摘要

In this paper, the authors address the challenges in Click-Through Rate (CTR) prediction for online advertising and marketing. Existing methods, both shallow and deep architectures, suffer from three main shortcomings: lack of interpretability, inefficiency in analyzing high-order feature interactions, and neglect of polysemy in feature interactions across different semantic subspaces. They propose the InterHAt algorithm, which leverages a transformer model with multi-head self-attention for feature learning. This model incorporates hierarchical attention layers to predict CTR while providing interpretable insights into the predictions. InterHAt efficiently captures high-order feature interactions through a low-complexity attention aggregation strategy. Extensive experiments on multiple real and synthetic datasets validate the effectiveness and efficiency of InterHAt in CTR prediction.

关键词

Click-Through Rate (CTR) prediction; recommendation systems; deep learning; feature interactions.

介绍

点击率(CTR)定义为用户点击网页上特定推荐项目或广告的概率。它在推荐系统中扮演着重要的角色,比如在线广告,它直接影响着广告代理商的收入. 因此,CTR预测,试图准确估计描述一个用户-商品场景的CTR,是实现精确推荐和增加企业收入的关键.

Click-Through Rate (CTR) is defined as the probability that a user clicks on a specific recommended item or advertisement on a web page. It plays a crucial role in recommendation systems, especially in online advertising, where it directly impacts the revenue of advertising agents. Therefore, CTR prediction, which aims to accurately estimate the CTR for a user-item scenario, is key to achieving precise recommendations and increasing business revenue.

深度学习的发展提供了一种新的机器学习范式,该范式利用更深的神经网络结构从训练数据中捕获更复杂的信息。因此,为了学习多种特性,高阶特征,交叉特征,现有的CTR预测模型的体系结构和计算复杂度一直在增加,并获得更好的预测精度。其中,k阶特征是指原始特征的k阶多项式的潜在变量。深度神经网络具有大量的层次和单元,能够捕捉丰富的高阶信息。例如,DeepFM[9]和xDeepFM[19]通过多层前馈神经网络(FNN)和多块压缩交互网络(CIN)学习高阶特征。

The development of deep learning has introduced a new machine learning paradigm that leverages deeper neural network architectures to capture more complex information from training data. As a result, to learn diverse features, high-order features, and feature interactions, the architecture and computational complexity of existing CTR prediction models have been increasing, leading to improved prediction accuracy. High-order features refer to potential variables in the k-th order polynomial of the original features. Deep neural networks, with numerous layers and units, have the capacity to capture rich high-order information. For instance, models like DeepFM and xDeepFM employ multi-layer feedforward neural networks (FNN) and compressed interaction networks (CIN) to learn high-order features.

然而,不断增长的模型复杂性有两个缺点:可解释性受损和效率低下。在可解释性方面,由于神经网络层的权重和激活通常被认为是无法解释的,所以预测过程很难得到合理的解释。例如,Wide&Deep[4]的wide组件可以交叉积应用于特征嵌入,但未能量化并证明其对实际点击率预测性能的有效性。模型预测缺乏有说服力的理论依据,这给模型的可靠性和安全性蒙上了阴影。在许多应用程序中,例如:如药物推荐[20]和金融服务[39]等,不可信、不可靠的广告会误导用户点击那些统计上流行但实际上无用甚至有害的链接,从而导致严重的后果,如经济或健康损失。
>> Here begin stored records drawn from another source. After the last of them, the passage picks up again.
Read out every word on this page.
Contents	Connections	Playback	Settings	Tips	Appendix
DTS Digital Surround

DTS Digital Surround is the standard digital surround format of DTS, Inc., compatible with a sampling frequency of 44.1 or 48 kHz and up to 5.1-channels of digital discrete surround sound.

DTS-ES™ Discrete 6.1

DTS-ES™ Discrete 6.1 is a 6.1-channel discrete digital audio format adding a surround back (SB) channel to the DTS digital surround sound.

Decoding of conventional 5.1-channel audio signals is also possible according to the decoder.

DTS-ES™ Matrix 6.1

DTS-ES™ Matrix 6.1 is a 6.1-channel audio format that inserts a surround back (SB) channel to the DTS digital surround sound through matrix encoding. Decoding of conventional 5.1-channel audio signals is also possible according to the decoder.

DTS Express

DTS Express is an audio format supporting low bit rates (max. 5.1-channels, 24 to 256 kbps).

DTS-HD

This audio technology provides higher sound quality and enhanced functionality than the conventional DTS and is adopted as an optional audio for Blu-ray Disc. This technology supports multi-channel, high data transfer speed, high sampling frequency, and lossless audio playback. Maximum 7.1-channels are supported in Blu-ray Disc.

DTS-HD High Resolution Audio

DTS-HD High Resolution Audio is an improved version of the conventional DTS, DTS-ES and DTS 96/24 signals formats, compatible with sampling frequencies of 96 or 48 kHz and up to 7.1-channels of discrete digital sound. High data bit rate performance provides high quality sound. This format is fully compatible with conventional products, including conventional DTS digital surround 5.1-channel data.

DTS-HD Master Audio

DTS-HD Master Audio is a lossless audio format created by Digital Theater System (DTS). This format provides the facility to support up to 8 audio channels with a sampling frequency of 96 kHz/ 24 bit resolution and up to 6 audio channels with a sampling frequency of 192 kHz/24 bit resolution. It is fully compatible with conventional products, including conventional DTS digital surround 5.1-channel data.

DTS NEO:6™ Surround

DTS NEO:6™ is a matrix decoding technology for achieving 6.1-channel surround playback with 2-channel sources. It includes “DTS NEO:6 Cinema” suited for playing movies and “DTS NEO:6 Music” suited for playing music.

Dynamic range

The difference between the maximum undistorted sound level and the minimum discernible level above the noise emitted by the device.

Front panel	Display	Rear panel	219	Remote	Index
However, the growing complexity of models has two drawbacks: compromised interpretability and inefficiency. In terms of interpretability, neural network layer weights and activations are often considered unexplainable, making it challenging to provide reasonable explanations for the prediction process. For example, in the Wide & Deep model, the “wide” component can apply cross-products to feature embeddings but fails to quantify and prove its effectiveness in improving actual CTR prediction performance. The lack of a convincing theoretical basis for model predictions casts a shadow on the reliability and safety of the model. In many applications such as drug recommendations and financial services, unreliable and untrustworthy advertisements can mislead users into clicking on statistically popular but practically useless or even harmful links, leading to severe consequences such as financial or health losses.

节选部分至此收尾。